Berre (étang de)

plan d’eau de 15 500 ha au nord-ouest de Marseille. L’étang de Berre est une ancienne lagune, qui n’était réunie à la mer que par un chenal naturel étroit et envasé où même les bateaux phéniciens ne pouvaient accéder. Il recevait en revanche les eaux d’un bassin de 1 700 km2, principalement par l’Arc et la Touloubre, et dans son état naturel les eaux étaient donc douces. Le chenal de Caronte a été creusé à l’époque romaine, mais c’est seulement à partir de 1863 que l’étang a été vraiment ouvert aux eaux de mer: la profondeur du chenal a alors été portée à 3 m, la passe prenant peu à peu la forme d’un vrai canal de 250 m de large sur 6 500 m de long, creusé jusqu’à 6 m en 1874, 9 m en 1925 et 10 m actuellement.

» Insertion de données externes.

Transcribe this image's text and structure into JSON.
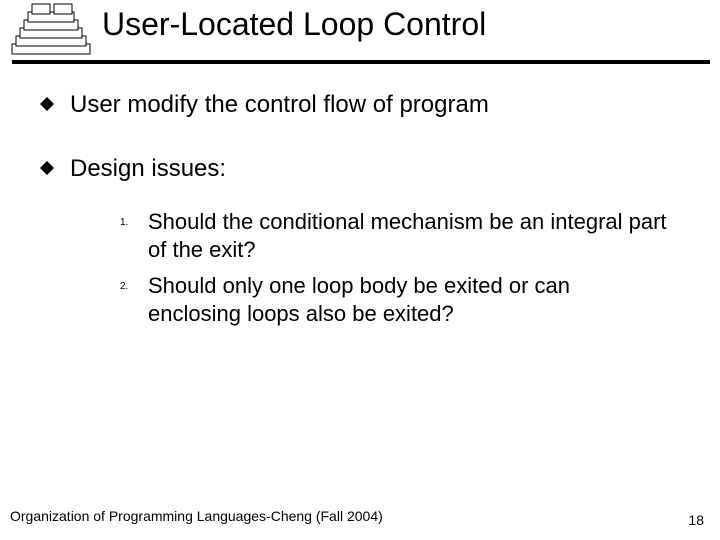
{
  "title": "User-Located Loop Control",
  "bullets": [
    "User modify the control flow of program",
    "Design issues:"
  ],
  "numbered": [
    {
      "n": "1.",
      "text": "Should the conditional mechanism be an integral part of the exit?"
    },
    {
      "n": "2.",
      "text": "Should only one loop body be exited or can enclosing loops also be exited?"
    }
  ],
  "footer": "Organization of Programming Languages-Cheng (Fall 2004)",
  "page_number": "18",
  "icon_name": "layered-books-icon"
}
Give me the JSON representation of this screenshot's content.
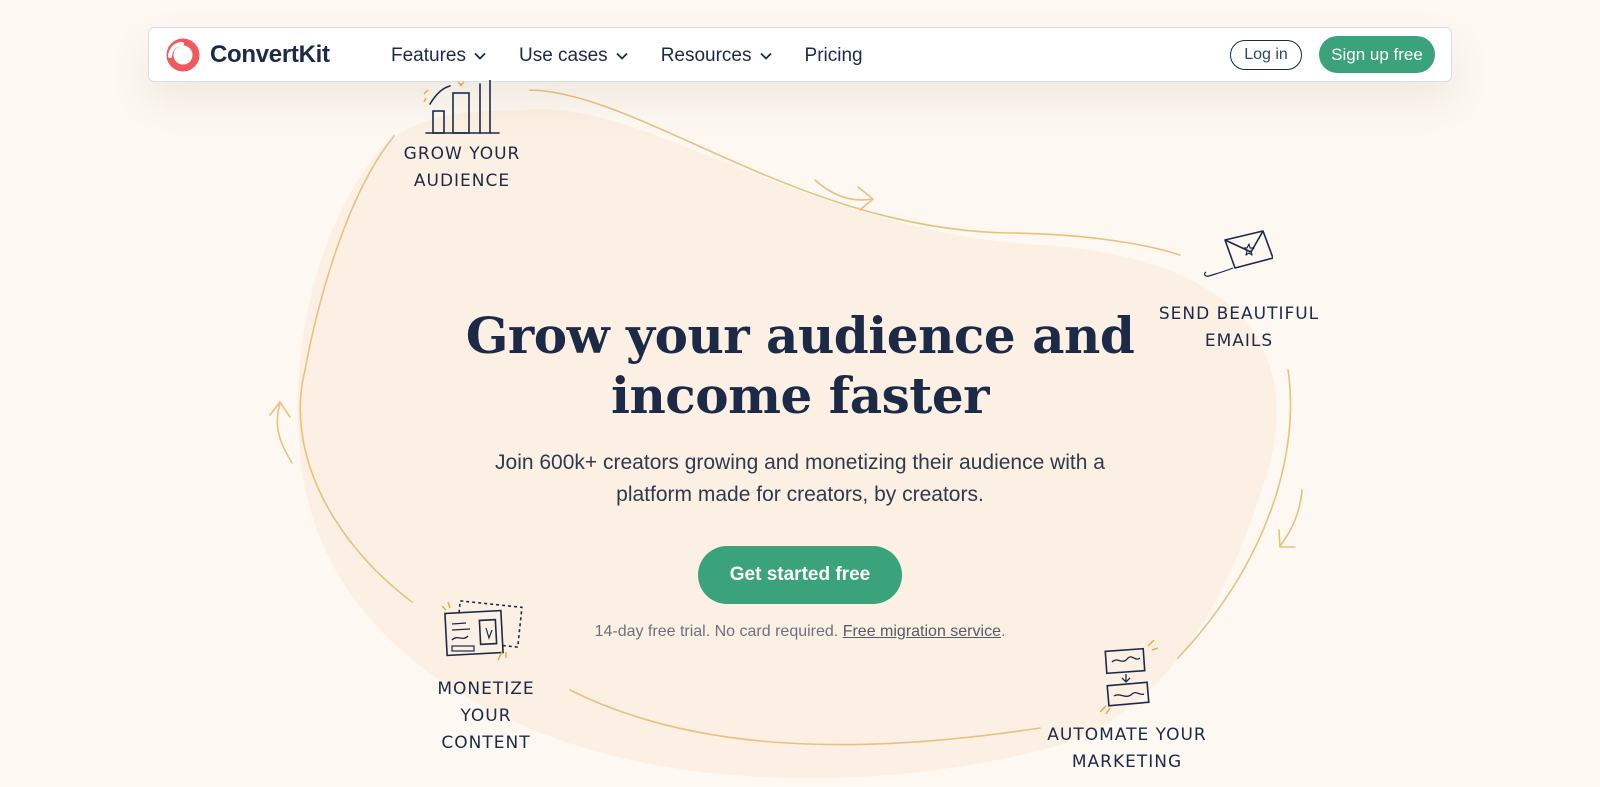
{
  "nav": {
    "brand": "ConvertKit",
    "items": [
      {
        "label": "Features",
        "has_dropdown": true
      },
      {
        "label": "Use cases",
        "has_dropdown": true
      },
      {
        "label": "Resources",
        "has_dropdown": true
      },
      {
        "label": "Pricing",
        "has_dropdown": false
      }
    ],
    "login_label": "Log in",
    "signup_label": "Sign up free"
  },
  "hero": {
    "title_line1": "Grow your audience and",
    "title_line2": "income faster",
    "subtitle": "Join 600k+ creators growing and monetizing their audience with a platform made for creators, by creators.",
    "cta_label": "Get started free",
    "note_text": "14-day free trial. No card required. ",
    "note_link": "Free migration service",
    "note_end": "."
  },
  "steps": {
    "grow_line1": "GROW YOUR",
    "grow_line2": "AUDIENCE",
    "send_line1": "SEND BEAUTIFUL",
    "send_line2": "EMAILS",
    "automate_line1": "AUTOMATE YOUR",
    "automate_line2": "MARKETING",
    "monetize_line1": "MONETIZE YOUR",
    "monetize_line2": "CONTENT"
  },
  "icons": {
    "logo": "convertkit-logo-icon",
    "grow": "bar-chart-icon",
    "send": "envelope-icon",
    "automate": "workflow-icon",
    "monetize": "product-card-icon"
  },
  "colors": {
    "background": "#fdf8f2",
    "blob": "#fbf0e3",
    "accent_green": "#3aa37c",
    "brand_red": "#ef5a5e",
    "navy": "#1c2a47",
    "sketch_orange": "#e9c17f"
  }
}
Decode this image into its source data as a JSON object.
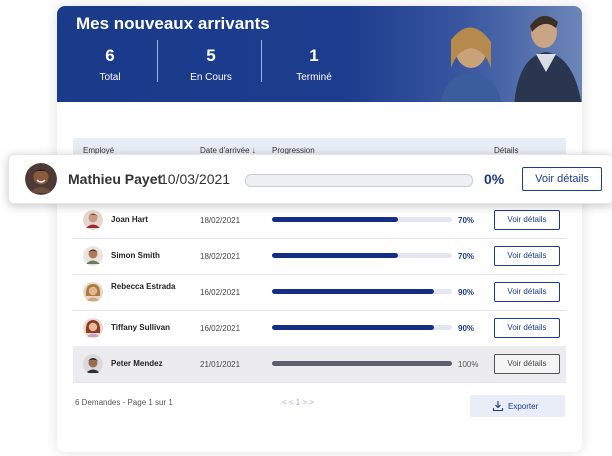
{
  "header": {
    "title": "Mes nouveaux arrivants",
    "stats": [
      {
        "value": "6",
        "label": "Total"
      },
      {
        "value": "5",
        "label": "En Cours"
      },
      {
        "value": "1",
        "label": "Terminé"
      }
    ]
  },
  "table": {
    "columns": {
      "employee": "Employé",
      "date": "Date d'arrivée",
      "sort_icon": "arrow-down-icon",
      "progress": "Progression",
      "details": "Détails"
    },
    "rows": [
      {
        "name": "Joan Hart",
        "date": "18/02/2021",
        "progress": 0.7,
        "percent": "70%",
        "action": "Voir détails"
      },
      {
        "name": "Simon Smith",
        "date": "18/02/2021",
        "progress": 0.7,
        "percent": "70%",
        "action": "Voir détails"
      },
      {
        "name": "Rebecca Estrada",
        "date": "16/02/2021",
        "progress": 0.9,
        "percent": "90%",
        "action": "Voir détails"
      },
      {
        "name": "Tiffany Sullivan",
        "date": "16/02/2021",
        "progress": 0.9,
        "percent": "90%",
        "action": "Voir détails"
      },
      {
        "name": "Peter Mendez",
        "date": "21/01/2021",
        "progress": 1.0,
        "percent": "100%",
        "action": "Voir détails"
      }
    ]
  },
  "highlight": {
    "name": "Mathieu Payet",
    "date": "10/03/2021",
    "progress": 0.0,
    "percent": "0%",
    "action": "Voir détails"
  },
  "footer": {
    "summary": "6 Demandes - Page 1 sur 1",
    "pager": "< <    1    > >",
    "export_label": "Exporter",
    "export_icon": "download-icon"
  },
  "colors": {
    "brand": "#1a3a8a",
    "bar_fill": "#142e85",
    "complete_fill": "#5a5f6c"
  }
}
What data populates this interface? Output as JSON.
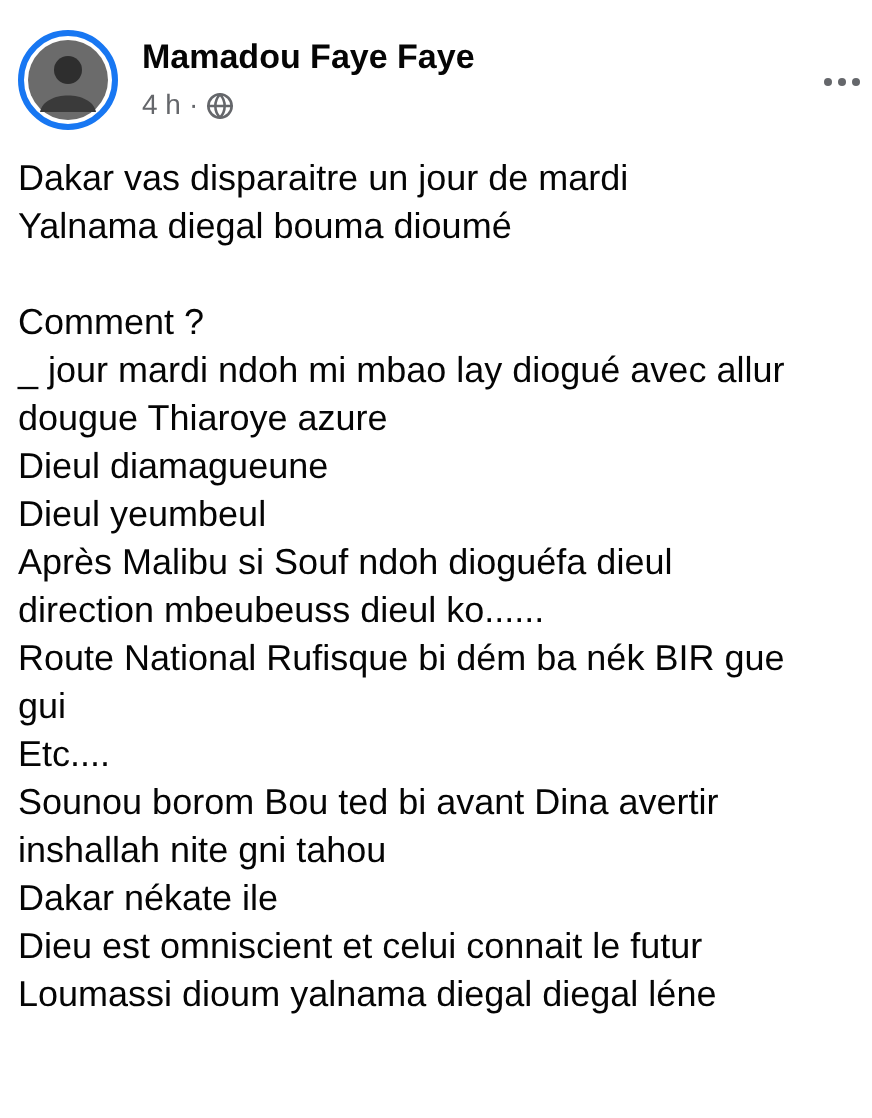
{
  "post": {
    "author": "Mamadou Faye Faye",
    "time": "4 h",
    "separator": "·",
    "paragraphs": [
      [
        "Dakar vas disparaitre un jour de mardi",
        "Yalnama diegal bouma dioumé"
      ],
      [
        "Comment ?",
        "_ jour mardi ndoh mi mbao lay diogué avec allur",
        "dougue Thiaroye azure",
        "Dieul diamagueune",
        "Dieul yeumbeul",
        "Après Malibu si Souf ndoh dioguéfa dieul",
        "direction mbeubeuss dieul ko......",
        "Route National Rufisque bi dém ba nék BIR gue",
        "gui",
        "Etc....",
        "Sounou borom Bou ted bi avant Dina avertir",
        "inshallah nite gni tahou",
        "Dakar nékate ile",
        "Dieu est omniscient et celui connait le futur",
        "Loumassi dioum yalnama diegal diegal léne"
      ]
    ]
  }
}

Dès lors, les eaux de l’étang sont devenues salées, changeant évidemment la nature de la flore et de la faune aquatiques. En même temps se développaient sur ses rives des implantations lourdes: la raffinerie de pétrole Shell de Berre dès 1928, puis en 1935 celle de la Mède à Châteauneuf-les-Martigues (Raffinerie de Provence, actuellement au groupe Total). En 1966, EDF mettait en service la centrale électrique de Saint-Chamas, alimentée par un canal d’amenée qui reçoit à Mallemort les eaux de la Durance. Cet apport considérable, en moyenne de 3,3 milliards de mètres cubes en un an, a même pu atteindre 6 milliards, soit plus de six fois le volume total des eaux de l’étang, assortis d’un apport de 400 000 t de sédiments solides, sables et vases.

Nouveau bouleversement: le taux de salinité des eaux s’est abaissé, passant de 32 grammes par litre à 10 ou 15 selon les moments et les saisons, et la faune et la flore ont à nouveau changé, entraînant de nombreuses protestations des riverains. Un plan de sauvegarde a été mis en œuvre à partir de 1994, faisant descendre progressivement les apports d’eau de la Durance à 2,1 Gm3 par an, les apports de sédiments à 200 000 puis 100 000 t; la salinité est remontée à 20 et même 25 g/l et la pêche, un moment interdite, a été à nouveau autorisée dès 1994.

Pour autant, la situation n’est pas encore considérée comme pleinement satisfaisante. C’est aussi que les rives de l’étang se sont considérablement peuplées depuis les années 1930, avec la croissance de l’agglomération d’Istres côté ouest, l’apparition de la concentration industrielle des Estroublans à Vitrolles côté est, la croissance de Marignane et de son aéroport, dont la piste empiète sur l’étang — traversé par 22 conduites de produits pétroliers… Et pourtant l’étang abrite une cinquantaine de bateaux de pêche utilisant une dizaine de ports, surtout le Pertuis de Saint-Chamas et Ferrières à Martigues, tandis que les rivages attirent les Marseillais: les bords de l’étang n’ont pas moins de 8 ports de plaisance totalisant 2 500 places, 11 clubs de voile et 10 plages fréquentées.

L’étang de Berre a 80 km de rives, une profondeur moyenne de 6 m et un volume d’eau total estimé à 980 Mm3. La côte occidentale de l’étang, de Martigues à Miramas, est rocheuse et offre quelques abris aux petits ports et aux plages locales. Au nord-est, l’avancée du delta de l’Arc jusqu’à la Pointe, conjuguée à celle des pistes de l’aérodrome de Marignane, met un peu à part l’étang de Vaïné, au bord duquel se pressent Berre-l’Étang, Rognac et Vitrolles, mais celui-ci n’est qu’une assez large baie de l’étang de Berre. Sur la côte est à Châteauneuf-les-Martigues et Marignane, c’est derrière un cordon littoral que s’isole l’étang de Bolmon ; il n’a guère que 1,5 m de profondeur moyenne, s’étend sur 578 ha et stocke un peu plus de 8 Mm3. La situation de l’étang de Bolmon est devenue critique depuis que l’éboulement du tunnel maritime du Rove l’a coupé de sa relation avec les eaux de la rade de Marseille; la pêche y a été interdite en 2000. La réouverture du tunnel est envisagée mais toujours retardée.